Si tratta di un romanzo che fa sospettare un assemblaggio di racconti con la medesima protagonista.
Per struttura può ricordare "Olive K..." della Strout, ma come personaggio Olive è molto più interessante, una figura drammatica con un epilogo in linea col suo carattere aspro e puntuto.
Qui, invece, Rose viene presentata come una studentessa d'eccellenza, ma la sua presunta cultura e il livello intellettivo proprio non si avvertono. Quale donna irrealizzata è resa come figura banale, una che non può fidarsi di se stessa ; che si crede libera, invece è solo un po' libertina. Tutto narrato senza grandi sussulti vitali, quasi appiattito in una scrittura pur gradevole, ma nulla di più.
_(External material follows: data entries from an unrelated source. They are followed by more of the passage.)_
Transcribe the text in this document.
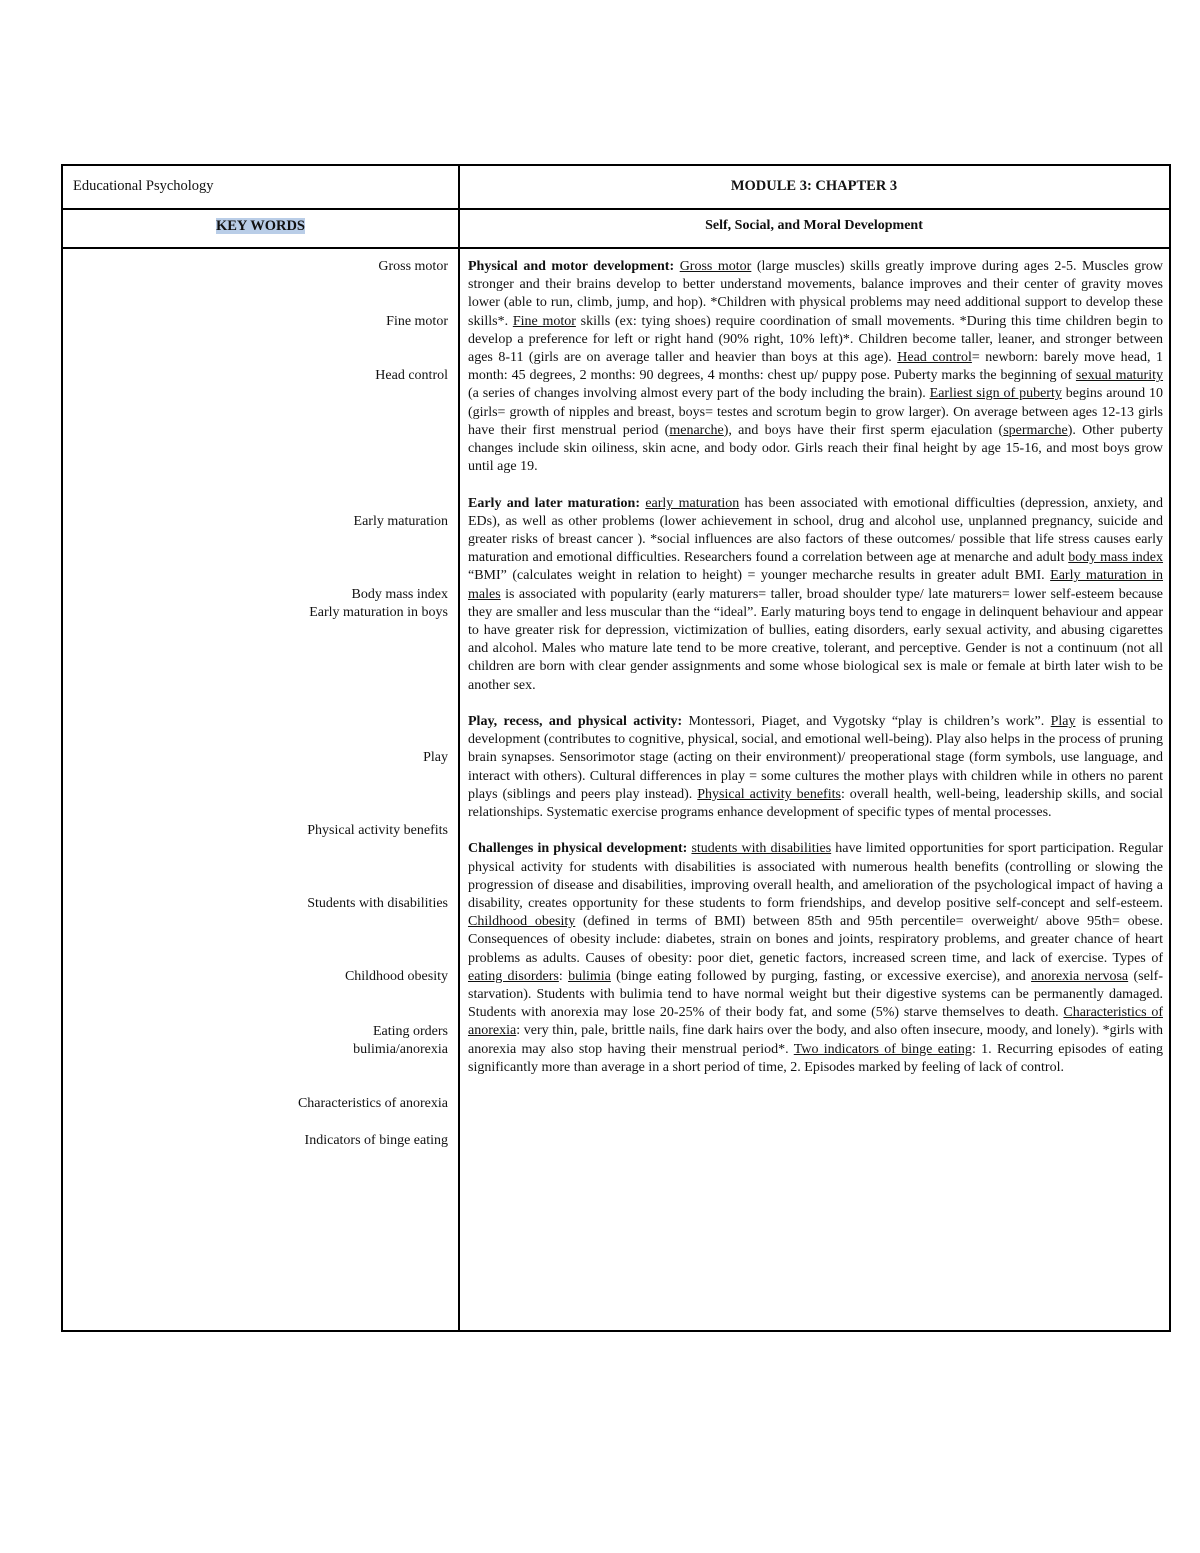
Educational Psychology	MODULE 3: CHAPTER 3
KEY WORDS	Self, Social, and Moral Development
Gross motor

Fine motor

Head control

Early maturation

Body mass index
Early maturation in boys

Play

Physical activity benefits

Students with disabilities

Childhood obesity

Eating orders
bulimia/anorexia

Characteristics of anorexia

Indicators of binge eating

Physical and motor development: Gross motor (large muscles) skills greatly improve during ages 2-5. Muscles grow stronger and their brains develop to better understand movements, balance improves and their center of gravity moves lower (able to run, climb, jump, and hop). *Children with physical problems may need additional support to develop these skills*. Fine motor skills (ex: tying shoes) require coordination of small movements. *During this time children begin to develop a preference for left or right hand (90% right, 10% left)*. Children become taller, leaner, and stronger between ages 8-11 (girls are on average taller and heavier than boys at this age). Head control= newborn: barely move head, 1 month: 45 degrees, 2 months: 90 degrees, 4 months: chest up/ puppy pose. Puberty marks the beginning of sexual maturity (a series of changes involving almost every part of the body including the brain). Earliest sign of puberty begins around 10 (girls= growth of nipples and breast, boys= testes and scrotum begin to grow larger). On average between ages 12-13 girls have their first menstrual period (menarche), and boys have their first sperm ejaculation (spermarche). Other puberty changes include skin oiliness, skin acne, and body odor. Girls reach their final height by age 15-16, and most boys grow until age 19.

Early and later maturation: early maturation has been associated with emotional difficulties (depression, anxiety, and EDs), as well as other problems (lower achievement in school, drug and alcohol use, unplanned pregnancy, suicide and greater risks of breast cancer ). *social influences are also factors of these outcomes/ possible that life stress causes early maturation and emotional difficulties. Researchers found a correlation between age at menarche and adult body mass index “BMI” (calculates weight in relation to height) = younger mecharche results in greater adult BMI. Early maturation in males is associated with popularity (early maturers= taller, broad shoulder type/ late maturers= lower self-esteem because they are smaller and less muscular than the “ideal”. Early maturing boys tend to engage in delinquent behaviour and appear to have greater risk for depression, victimization of bullies, eating disorders, early sexual activity, and abusing cigarettes and alcohol. Males who mature late tend to be more creative, tolerant, and perceptive. Gender is not a continuum (not all children are born with clear gender assignments and some whose biological sex is male or female at birth later wish to be another sex.

Play, recess, and physical activity: Montessori, Piaget, and Vygotsky “play is children’s work”. Play is essential to development (contributes to cognitive, physical, social, and emotional well-being). Play also helps in the process of pruning brain synapses. Sensorimotor stage (acting on their environment)/ preoperational stage (form symbols, use language, and interact with others). Cultural differences in play = some cultures the mother plays with children while in others no parent plays (siblings and peers play instead). Physical activity benefits: overall health, well-being, leadership skills, and social relationships. Systematic exercise programs enhance development of specific types of mental processes.

Challenges in physical development: students with disabilities have limited opportunities for sport participation. Regular physical activity for students with disabilities is associated with numerous health benefits (controlling or slowing the progression of disease and disabilities, improving overall health, and amelioration of the psychological impact of having a disability, creates opportunity for these students to form friendships, and develop positive self-concept and self-esteem. Childhood obesity (defined in terms of BMI) between 85th and 95th percentile= overweight/ above 95th= obese. Consequences of obesity include: diabetes, strain on bones and joints, respiratory problems, and greater chance of heart problems as adults. Causes of obesity: poor diet, genetic factors, increased screen time, and lack of exercise. Types of eating disorders: bulimia (binge eating followed by purging, fasting, or excessive exercise), and anorexia nervosa (self-starvation). Students with bulimia tend to have normal weight but their digestive systems can be permanently damaged. Students with anorexia may lose 20-25% of their body fat, and some (5%) starve themselves to death. Characteristics of anorexia: very thin, pale, brittle nails, fine dark hairs over the body, and also often insecure, moody, and lonely). *girls with anorexia may also stop having their menstrual period*. Two indicators of binge eating: 1. Recurring episodes of eating significantly more than average in a short period of time, 2. Episodes marked by feeling of lack of control.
Come personaggio che non può fidarsi di se stesso, mi ricorda il protagonista di "Casa" dell'eccellente Marilynne Robinson. Là però lo spessore dell'analisi psicologica e il dramma di un individuo sono resi con una profondità che affascina e sconvolge, che apre a domande di fronte alle quali ci si sente smarriti, come capita leggendo Dostoevskij.
Qui invece nulla di tutto ciò : si respira quell'atmosfera un po' femminilista, che troviamo in certe scrittrici di poco talento, se non addirittura una punta di compiacimento ; una sensazione sgradevole personalmente sperimentata ancor più in "Va' dove ti porta il cuore" della Tamaro.
Non escludo che A. Munro sia una grande scrittrice, ma questo libro non le fa particolare onore.